People will get much better insurance starting in 2014, said Ringlee.

“Policies will be more comprehensive,” he said. “The various metal ratings — the bronze, silver, and so on, allow comparison of apples to apples, which has been very hard to do with current insurance policies.

“This will be consumer-engaged health care with more consumer incentives for healthy behavior,” said Ringlee. “Look for a growing focus on narrower networks, look for an emphasis on total cost and quality of care.”

The government website allows for looking at list prices of health care programs without putting in any personal information.

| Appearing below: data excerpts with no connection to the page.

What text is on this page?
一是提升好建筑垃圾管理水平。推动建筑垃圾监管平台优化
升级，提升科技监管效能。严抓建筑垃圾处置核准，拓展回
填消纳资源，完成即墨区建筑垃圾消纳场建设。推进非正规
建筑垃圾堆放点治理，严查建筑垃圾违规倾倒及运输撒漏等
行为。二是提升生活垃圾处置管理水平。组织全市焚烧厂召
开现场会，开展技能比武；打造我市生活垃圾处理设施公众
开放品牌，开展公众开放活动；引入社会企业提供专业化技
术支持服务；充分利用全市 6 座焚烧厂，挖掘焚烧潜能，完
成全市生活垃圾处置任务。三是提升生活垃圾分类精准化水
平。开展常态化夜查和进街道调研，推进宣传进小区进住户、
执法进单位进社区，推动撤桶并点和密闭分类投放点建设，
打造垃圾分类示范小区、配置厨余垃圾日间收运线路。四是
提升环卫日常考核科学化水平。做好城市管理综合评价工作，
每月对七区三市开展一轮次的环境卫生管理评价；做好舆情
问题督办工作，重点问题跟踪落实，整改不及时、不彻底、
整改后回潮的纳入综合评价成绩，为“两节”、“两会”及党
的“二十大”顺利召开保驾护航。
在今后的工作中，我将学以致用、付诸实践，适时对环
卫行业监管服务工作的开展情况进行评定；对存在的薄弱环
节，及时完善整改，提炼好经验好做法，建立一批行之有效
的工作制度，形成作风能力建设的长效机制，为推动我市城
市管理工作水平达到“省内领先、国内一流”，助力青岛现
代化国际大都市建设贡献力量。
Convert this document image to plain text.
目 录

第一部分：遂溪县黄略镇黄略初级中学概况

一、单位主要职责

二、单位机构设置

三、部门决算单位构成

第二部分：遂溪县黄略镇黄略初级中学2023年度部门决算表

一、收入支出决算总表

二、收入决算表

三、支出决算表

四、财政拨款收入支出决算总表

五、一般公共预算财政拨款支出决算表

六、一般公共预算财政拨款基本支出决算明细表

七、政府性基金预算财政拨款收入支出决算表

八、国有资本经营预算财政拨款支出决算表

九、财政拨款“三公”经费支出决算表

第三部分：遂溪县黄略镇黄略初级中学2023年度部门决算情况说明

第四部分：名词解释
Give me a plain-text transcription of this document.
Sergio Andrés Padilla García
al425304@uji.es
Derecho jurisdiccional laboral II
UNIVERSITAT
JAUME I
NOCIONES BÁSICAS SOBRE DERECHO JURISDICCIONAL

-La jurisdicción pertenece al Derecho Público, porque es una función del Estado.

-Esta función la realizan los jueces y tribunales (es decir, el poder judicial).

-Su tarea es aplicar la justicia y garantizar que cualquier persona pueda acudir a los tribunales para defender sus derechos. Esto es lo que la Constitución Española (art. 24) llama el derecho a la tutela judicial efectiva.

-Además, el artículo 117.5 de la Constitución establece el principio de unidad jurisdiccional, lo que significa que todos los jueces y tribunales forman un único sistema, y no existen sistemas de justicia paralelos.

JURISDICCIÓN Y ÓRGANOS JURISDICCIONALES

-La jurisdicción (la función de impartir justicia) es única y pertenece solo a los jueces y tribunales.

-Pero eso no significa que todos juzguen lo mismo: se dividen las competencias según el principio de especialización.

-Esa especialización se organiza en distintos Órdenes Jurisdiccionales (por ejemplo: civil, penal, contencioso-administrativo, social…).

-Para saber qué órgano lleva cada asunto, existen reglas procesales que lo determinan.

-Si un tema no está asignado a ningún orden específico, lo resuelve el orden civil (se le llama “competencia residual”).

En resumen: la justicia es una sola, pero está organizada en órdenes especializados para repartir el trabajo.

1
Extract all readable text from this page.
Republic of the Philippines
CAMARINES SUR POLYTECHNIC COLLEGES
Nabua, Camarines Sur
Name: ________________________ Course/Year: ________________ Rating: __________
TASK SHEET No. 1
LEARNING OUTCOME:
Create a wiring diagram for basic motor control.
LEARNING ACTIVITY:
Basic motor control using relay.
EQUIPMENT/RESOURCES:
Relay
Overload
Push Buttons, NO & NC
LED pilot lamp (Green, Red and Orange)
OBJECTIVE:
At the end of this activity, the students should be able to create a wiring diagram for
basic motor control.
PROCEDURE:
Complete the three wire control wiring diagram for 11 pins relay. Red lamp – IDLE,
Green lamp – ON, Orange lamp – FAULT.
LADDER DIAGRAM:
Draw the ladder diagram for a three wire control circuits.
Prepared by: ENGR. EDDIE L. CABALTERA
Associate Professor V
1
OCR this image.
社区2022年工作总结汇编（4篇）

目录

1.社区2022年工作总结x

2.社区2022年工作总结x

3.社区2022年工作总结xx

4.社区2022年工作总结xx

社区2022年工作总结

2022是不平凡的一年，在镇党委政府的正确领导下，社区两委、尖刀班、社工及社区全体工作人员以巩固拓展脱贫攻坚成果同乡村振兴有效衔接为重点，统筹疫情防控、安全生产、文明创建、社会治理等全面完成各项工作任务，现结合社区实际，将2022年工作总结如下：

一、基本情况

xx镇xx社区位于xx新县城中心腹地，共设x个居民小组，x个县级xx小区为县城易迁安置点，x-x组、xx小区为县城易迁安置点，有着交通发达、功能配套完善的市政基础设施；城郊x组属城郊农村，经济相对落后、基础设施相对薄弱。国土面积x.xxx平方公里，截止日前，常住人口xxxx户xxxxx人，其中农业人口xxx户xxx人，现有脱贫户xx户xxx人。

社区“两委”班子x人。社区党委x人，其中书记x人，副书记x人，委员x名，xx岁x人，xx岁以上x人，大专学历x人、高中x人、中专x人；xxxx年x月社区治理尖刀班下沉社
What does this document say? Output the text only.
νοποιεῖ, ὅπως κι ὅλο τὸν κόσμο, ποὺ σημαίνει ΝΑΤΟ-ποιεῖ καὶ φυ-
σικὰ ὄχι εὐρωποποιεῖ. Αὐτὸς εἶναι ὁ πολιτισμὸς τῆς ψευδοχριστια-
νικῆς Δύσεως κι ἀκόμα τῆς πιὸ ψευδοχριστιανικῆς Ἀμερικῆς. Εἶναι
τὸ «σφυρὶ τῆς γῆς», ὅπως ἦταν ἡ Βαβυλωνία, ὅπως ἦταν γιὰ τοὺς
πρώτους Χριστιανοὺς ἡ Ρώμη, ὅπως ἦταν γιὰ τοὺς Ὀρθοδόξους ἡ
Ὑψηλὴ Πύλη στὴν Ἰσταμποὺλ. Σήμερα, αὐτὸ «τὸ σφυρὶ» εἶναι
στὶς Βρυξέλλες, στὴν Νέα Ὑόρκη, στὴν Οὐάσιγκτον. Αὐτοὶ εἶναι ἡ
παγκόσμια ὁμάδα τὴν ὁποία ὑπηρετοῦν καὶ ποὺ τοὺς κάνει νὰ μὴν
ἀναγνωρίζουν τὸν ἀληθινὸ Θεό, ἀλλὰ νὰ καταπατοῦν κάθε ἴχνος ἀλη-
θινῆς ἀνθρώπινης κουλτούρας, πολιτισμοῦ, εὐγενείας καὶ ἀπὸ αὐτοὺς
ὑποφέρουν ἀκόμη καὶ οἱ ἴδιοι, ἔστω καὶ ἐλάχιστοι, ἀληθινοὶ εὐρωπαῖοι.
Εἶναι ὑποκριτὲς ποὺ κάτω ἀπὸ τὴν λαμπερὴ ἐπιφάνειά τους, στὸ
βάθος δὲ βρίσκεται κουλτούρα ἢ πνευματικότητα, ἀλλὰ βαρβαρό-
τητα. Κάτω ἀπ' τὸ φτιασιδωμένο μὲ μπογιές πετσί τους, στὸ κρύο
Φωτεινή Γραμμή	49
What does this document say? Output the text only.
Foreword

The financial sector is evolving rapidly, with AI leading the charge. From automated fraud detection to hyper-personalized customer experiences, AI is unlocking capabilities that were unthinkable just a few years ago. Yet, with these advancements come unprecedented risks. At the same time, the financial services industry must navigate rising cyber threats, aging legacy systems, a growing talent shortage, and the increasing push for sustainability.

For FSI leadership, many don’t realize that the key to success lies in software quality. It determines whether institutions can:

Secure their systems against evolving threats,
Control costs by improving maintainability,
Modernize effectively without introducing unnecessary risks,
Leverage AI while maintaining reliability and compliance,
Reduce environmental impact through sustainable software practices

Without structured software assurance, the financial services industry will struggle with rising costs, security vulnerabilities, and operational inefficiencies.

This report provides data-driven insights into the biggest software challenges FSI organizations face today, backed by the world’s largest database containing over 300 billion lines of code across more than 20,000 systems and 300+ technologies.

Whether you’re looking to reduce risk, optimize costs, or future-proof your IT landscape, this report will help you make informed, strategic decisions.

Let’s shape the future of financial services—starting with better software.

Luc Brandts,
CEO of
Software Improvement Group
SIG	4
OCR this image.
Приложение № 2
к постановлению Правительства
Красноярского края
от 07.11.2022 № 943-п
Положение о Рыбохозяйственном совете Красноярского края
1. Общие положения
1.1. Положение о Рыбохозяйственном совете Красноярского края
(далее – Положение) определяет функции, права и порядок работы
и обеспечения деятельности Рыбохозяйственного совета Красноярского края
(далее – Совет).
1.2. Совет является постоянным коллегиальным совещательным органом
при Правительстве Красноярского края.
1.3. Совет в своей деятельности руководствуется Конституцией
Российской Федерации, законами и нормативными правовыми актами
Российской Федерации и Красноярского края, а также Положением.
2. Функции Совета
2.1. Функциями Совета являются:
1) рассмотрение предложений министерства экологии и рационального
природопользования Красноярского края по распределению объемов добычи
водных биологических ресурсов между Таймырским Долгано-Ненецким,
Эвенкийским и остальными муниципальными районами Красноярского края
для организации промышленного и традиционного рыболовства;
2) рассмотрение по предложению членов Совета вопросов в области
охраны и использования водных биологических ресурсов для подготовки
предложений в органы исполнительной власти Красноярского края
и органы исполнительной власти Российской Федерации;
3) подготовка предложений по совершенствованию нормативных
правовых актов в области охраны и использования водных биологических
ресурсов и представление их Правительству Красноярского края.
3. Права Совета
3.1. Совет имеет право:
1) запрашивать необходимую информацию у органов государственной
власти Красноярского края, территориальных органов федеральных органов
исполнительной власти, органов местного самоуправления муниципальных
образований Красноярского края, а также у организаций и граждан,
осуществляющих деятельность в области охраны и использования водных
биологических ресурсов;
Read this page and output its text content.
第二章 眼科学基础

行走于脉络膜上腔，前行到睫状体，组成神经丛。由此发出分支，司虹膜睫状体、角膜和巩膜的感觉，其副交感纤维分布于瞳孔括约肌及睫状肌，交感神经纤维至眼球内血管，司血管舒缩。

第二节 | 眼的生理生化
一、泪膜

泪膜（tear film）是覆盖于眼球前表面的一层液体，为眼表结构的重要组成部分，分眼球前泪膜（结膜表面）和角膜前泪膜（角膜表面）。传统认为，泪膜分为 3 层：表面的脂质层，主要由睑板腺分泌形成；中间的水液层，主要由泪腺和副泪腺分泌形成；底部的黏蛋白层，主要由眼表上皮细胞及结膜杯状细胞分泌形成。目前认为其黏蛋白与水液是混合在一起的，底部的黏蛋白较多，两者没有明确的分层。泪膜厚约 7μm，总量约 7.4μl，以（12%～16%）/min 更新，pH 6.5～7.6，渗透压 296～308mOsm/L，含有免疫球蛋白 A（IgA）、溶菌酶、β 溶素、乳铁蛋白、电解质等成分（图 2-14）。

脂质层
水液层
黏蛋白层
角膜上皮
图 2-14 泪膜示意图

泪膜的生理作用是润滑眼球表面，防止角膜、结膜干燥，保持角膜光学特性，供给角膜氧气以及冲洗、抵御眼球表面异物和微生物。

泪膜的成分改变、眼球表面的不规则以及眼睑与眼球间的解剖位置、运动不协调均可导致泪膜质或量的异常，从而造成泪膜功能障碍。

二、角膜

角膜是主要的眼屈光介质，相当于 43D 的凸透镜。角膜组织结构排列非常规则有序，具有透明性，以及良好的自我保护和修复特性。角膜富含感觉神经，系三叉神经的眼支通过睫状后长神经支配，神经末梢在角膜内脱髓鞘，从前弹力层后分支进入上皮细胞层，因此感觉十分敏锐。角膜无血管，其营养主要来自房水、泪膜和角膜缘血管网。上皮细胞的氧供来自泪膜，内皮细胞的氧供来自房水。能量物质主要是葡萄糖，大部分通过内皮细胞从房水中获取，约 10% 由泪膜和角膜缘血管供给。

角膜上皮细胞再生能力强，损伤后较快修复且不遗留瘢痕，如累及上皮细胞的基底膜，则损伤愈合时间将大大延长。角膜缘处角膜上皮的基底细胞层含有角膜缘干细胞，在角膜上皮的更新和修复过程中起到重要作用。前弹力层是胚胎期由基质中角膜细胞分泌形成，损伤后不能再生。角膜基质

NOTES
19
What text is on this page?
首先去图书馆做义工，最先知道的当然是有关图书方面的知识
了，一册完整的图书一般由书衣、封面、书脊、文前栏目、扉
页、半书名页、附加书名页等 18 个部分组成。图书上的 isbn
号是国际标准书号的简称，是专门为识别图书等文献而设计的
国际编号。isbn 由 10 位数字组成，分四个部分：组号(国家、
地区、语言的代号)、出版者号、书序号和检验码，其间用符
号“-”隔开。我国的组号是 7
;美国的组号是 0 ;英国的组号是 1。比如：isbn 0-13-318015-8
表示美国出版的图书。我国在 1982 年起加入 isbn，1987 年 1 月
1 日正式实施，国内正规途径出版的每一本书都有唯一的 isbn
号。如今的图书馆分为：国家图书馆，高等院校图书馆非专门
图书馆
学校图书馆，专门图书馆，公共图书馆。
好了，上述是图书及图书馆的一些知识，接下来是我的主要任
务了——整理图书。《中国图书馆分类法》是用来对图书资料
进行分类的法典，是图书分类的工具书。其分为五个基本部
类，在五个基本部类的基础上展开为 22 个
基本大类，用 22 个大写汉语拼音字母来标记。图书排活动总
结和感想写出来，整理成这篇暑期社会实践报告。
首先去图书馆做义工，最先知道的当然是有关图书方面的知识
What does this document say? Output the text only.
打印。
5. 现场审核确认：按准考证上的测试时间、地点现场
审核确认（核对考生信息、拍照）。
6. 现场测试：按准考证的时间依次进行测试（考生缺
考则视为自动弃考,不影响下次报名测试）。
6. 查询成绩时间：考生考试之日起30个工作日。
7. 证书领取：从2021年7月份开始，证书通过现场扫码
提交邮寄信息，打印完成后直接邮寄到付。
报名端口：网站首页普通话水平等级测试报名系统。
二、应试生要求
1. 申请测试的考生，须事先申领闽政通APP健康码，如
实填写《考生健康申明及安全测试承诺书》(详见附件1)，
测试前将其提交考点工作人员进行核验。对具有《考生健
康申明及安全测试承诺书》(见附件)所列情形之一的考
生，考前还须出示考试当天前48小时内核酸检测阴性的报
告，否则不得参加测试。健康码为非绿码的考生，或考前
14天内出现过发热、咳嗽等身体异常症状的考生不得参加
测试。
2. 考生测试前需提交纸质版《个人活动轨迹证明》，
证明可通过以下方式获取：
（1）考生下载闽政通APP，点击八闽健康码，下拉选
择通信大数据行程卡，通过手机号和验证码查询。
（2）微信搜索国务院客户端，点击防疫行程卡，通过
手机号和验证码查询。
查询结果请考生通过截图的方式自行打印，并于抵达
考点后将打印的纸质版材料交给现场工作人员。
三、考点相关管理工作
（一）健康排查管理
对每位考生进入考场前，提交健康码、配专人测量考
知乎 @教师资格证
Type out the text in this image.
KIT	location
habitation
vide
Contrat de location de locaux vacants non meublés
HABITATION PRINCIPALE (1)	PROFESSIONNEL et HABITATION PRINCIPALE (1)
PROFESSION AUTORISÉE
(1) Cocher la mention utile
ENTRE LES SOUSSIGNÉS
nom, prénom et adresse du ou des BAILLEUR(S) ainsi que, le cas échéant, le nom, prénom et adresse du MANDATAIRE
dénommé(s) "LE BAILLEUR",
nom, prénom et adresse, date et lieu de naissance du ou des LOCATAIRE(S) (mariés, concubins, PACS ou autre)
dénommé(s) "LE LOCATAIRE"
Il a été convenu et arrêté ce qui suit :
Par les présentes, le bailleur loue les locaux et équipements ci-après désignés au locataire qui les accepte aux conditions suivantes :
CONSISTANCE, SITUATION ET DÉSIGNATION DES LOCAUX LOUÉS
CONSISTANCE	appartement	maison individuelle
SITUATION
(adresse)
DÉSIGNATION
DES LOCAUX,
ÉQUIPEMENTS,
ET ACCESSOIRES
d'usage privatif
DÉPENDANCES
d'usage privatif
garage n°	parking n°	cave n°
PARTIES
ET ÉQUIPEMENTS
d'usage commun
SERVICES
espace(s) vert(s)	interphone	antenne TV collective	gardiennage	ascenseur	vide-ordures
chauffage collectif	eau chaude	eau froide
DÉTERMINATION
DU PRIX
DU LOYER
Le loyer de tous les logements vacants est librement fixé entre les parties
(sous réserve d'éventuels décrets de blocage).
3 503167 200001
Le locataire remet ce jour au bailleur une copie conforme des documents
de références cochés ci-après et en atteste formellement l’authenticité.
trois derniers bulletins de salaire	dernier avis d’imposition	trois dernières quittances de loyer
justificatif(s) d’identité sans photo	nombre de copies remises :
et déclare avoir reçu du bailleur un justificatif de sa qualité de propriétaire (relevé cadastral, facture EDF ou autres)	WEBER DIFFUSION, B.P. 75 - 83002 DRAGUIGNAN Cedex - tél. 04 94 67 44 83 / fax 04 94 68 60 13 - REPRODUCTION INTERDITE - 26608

Anyone can enter age, county and state of residence at the prompts and find premium costs before any tax credits or subsidies, at the various levels and offered by the companies operating on the marketplace.

“Iowa has approximately 15 plans on there now, and for small businesses, even going all the way through the process, entering specific information, you will get a message that after entering all your data, you will receive an email around Dec. 1 with your options for health coverage for your employees,” said Ringlee.

“Right now, you can buy health care insurance online or go through a broker,” he said. “You can provide coverage for employees and be eligible for tax credits for your business, or you can have your employees shop for their own coverage, but the business won’t get the tax credits.”

Businesses will be limited to a percentage of how much they can charge employees for providing health care insurance.

Flex plan benefits will be capped at $2,500 per year.

“Overall, the new health law is a good thing,” said Ringlee. “It’s going to provide better coverage in a more equitable way. Yes, younger people will pay higher premiums now and older people, mostly, will pay lower premiums. But when the younger people are in their 50s, they too, will benefit from the same ratio.”